Like all equity investments, Overnight Funds are subject to market fluctuations. The level of risk depends on the type of fund — for example, Large Cap Funds carry relatively lower risk, while Small and Mid Cap Funds are more volatile but may offer higher returns. Understanding your risk tolerance and investment horizon is key before investing.

Investors should ideally stay invested for at least 3–5 years or longer, depending on the fund type.
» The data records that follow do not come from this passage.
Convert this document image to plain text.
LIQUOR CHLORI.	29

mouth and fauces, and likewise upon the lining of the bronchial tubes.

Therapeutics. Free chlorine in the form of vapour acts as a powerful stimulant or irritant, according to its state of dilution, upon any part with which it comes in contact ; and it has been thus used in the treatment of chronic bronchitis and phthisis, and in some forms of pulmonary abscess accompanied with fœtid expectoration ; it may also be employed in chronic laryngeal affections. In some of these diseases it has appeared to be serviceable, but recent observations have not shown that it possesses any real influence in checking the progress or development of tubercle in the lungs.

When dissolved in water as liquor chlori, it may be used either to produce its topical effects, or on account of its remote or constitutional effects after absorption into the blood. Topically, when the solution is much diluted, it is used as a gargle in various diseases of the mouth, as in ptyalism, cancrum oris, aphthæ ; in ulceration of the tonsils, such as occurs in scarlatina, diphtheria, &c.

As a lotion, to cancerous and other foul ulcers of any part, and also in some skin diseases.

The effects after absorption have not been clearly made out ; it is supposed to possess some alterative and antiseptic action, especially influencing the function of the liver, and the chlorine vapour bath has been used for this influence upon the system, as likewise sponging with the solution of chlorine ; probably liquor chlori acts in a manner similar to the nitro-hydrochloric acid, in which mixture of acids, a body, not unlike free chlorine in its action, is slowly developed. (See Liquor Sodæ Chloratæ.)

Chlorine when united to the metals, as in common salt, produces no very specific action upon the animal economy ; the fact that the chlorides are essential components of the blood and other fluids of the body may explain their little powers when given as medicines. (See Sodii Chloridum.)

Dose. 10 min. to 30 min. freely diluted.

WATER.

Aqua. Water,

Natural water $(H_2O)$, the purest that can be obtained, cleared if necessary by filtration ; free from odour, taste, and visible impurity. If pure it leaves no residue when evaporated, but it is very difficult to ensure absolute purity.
Longer investment horizons help ride out short-term volatility and allow the fund to benefit from compounding. Overnight Funds are designed to reward patience and disciplined investing.

Yes, you can start investing in Overnight Funds through Systematic Investment Plans (SIPs) or lump sum investments on RingMoney. SIPs allow you to invest small amounts regularly, making equity investing more accessible and less risky. Lumpsum investments can be ideal for investors confident about market conditions and their risk profile.

RingMoney offers a seamless, paperless experience where you can compare, analyze, and invest in mutual funds easily. You get access to fund performance history, category insights, risk ratings, and calculators — empowering you to make informed decisions. Whether it’s Large Cap or Contra Funds, RingMoney helps you choose what fits your goals best.